Verwaltungsgerichts Berlin, Urt. v. 11.06.2008, Az. 80 A 17/07

Brandenburg

Das OLG Brandenburg durfte sich mit dem Ende eines jeden Menschen befassen. Dem Tod. Und der ist juristisch höchst interessant, wie folgende Entscheidung zeigt: “Der hier von dem Beklagten unstreitig mit dem „Bestattungshaus R…“, welche ein „handwerksähnliches Gewerbe“ betreibt – vereinbarte Bestattungsvertrag stellt einen Werkvertrag mit einzelnen, andersartigen Nebenleistungen aus dem Bereich des Dienstvertragsrechts, der Geschäftsbesorgung und auch des Kaufrechts dar.”

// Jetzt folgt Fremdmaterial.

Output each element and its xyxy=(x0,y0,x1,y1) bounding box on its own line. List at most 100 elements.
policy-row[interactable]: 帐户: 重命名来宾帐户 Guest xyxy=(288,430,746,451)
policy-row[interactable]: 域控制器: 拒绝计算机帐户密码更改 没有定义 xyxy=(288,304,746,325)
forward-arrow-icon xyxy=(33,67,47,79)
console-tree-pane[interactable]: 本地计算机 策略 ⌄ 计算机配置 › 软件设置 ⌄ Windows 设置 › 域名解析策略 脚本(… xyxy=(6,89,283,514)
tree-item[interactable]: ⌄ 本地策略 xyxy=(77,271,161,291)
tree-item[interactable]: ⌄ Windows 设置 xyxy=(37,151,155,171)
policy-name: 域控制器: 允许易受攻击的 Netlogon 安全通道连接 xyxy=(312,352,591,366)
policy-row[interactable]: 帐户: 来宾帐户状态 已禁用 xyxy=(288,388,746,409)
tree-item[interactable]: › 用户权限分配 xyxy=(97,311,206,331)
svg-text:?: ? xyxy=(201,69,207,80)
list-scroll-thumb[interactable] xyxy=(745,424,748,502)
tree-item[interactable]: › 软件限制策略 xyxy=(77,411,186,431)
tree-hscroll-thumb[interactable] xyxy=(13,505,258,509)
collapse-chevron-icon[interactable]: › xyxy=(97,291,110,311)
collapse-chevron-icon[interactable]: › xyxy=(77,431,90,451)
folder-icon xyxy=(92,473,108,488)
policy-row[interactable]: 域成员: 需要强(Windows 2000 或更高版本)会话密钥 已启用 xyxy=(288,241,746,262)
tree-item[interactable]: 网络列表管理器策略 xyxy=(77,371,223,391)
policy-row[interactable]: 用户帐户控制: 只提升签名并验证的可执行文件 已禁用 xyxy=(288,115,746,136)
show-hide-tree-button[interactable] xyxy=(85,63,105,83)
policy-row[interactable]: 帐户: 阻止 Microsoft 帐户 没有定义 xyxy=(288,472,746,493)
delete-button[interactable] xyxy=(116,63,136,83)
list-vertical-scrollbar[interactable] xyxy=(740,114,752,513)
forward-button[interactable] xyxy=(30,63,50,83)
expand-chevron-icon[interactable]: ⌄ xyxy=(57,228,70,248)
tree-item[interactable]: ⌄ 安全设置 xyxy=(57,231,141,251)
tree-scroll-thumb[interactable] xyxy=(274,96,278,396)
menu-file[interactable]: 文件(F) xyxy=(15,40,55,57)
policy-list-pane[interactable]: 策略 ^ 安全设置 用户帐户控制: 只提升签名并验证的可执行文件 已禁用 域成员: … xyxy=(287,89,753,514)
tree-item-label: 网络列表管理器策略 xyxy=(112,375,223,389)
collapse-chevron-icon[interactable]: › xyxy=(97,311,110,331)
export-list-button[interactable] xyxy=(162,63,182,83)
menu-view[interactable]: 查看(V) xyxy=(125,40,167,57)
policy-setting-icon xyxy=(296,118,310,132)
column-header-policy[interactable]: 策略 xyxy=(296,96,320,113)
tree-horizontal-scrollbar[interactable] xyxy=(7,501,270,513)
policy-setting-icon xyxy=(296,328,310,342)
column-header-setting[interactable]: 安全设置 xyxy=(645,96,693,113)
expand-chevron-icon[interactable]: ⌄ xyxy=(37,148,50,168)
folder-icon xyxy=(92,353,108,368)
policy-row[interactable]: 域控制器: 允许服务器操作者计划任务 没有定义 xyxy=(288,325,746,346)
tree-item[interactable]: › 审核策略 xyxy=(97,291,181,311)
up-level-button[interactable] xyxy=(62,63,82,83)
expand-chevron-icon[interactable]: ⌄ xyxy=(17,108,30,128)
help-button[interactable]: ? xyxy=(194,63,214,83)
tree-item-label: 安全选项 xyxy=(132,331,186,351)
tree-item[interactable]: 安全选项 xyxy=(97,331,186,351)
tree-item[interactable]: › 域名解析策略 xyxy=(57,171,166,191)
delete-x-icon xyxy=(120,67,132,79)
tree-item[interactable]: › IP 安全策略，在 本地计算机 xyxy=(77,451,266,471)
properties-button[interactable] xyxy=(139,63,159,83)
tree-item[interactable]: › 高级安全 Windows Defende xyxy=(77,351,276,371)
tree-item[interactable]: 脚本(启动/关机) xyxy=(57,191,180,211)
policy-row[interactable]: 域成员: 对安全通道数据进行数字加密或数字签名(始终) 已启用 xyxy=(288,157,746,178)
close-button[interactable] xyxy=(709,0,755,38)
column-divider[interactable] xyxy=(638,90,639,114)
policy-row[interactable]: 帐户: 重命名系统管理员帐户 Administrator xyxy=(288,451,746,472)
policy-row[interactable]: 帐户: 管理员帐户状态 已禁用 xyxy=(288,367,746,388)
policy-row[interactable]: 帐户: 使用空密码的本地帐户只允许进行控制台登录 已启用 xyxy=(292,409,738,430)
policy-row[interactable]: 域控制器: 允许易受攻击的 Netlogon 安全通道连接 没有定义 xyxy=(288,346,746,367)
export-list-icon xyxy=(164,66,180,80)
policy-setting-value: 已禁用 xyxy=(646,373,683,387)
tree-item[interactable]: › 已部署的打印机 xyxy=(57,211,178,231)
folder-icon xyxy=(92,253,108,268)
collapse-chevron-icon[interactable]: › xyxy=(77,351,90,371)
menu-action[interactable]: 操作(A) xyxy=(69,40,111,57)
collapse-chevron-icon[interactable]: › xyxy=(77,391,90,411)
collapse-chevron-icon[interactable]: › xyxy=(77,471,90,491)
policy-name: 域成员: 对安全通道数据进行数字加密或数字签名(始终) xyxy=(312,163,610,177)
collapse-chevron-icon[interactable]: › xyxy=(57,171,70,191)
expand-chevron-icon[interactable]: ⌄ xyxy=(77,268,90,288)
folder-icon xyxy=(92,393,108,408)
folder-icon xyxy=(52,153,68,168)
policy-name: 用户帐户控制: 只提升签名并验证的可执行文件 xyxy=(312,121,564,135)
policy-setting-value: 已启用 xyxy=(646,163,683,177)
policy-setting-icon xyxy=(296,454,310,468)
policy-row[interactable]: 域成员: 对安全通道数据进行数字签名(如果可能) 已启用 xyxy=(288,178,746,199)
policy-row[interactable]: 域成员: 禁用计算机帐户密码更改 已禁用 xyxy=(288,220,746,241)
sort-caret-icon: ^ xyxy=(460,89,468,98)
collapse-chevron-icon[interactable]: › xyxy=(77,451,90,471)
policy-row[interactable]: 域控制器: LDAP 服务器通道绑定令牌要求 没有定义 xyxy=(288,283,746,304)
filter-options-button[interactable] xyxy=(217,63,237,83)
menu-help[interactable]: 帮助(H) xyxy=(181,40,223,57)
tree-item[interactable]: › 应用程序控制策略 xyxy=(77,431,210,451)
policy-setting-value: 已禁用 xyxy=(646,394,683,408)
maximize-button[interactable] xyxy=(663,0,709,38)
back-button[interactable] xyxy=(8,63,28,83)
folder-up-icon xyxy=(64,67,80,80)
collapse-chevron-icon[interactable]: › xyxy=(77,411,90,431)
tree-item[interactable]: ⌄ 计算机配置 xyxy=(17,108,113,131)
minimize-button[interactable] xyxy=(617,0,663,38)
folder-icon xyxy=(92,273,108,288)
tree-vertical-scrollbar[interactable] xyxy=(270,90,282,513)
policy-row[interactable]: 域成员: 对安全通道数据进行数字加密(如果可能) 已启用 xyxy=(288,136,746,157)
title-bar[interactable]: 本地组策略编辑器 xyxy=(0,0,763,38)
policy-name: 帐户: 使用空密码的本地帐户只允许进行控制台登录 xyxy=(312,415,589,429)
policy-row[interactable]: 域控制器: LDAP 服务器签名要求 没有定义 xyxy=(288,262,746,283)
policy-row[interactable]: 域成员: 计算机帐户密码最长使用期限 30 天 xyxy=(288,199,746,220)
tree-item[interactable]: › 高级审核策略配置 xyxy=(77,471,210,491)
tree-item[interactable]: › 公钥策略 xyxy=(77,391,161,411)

OLG Brandenburg, Urt. v. 22.06.2020, Az. 34 C 76/19

Bremen

Das AG Bremen hat das 21. Jahrhundert eingeläutet. Es musste sich im Jahr 2020 mit einer negativen Google-Rezension für einen Anwalt befassen und stellte fest: “Ein Rechtsanwalt muss die Behauptung zur fehlenden Kenntnis der deutschen Sprache sowie der Nichteinhaltung deutscher Gesetze nicht dulden.”

AG Bremen, Urt. v. 24.04.2020, Az. 9 C 410/19

Hamburg

Hamburg ist bekannt für seine Reeperbahn. Und für schlüpfrige Urteile. Das Landgericht Hamburg hat die Suchmaschine Google verurteilt, es zu unterlassen, weiterhin Bilder von einer Sexparty des früheren FIA-Präsidenten Max Mosley über seine Bildersuche zu verbreiten. Angedroht wurde ein Ordnungsgeld in Höhe von 250.000€. Für Google eher Peanuts.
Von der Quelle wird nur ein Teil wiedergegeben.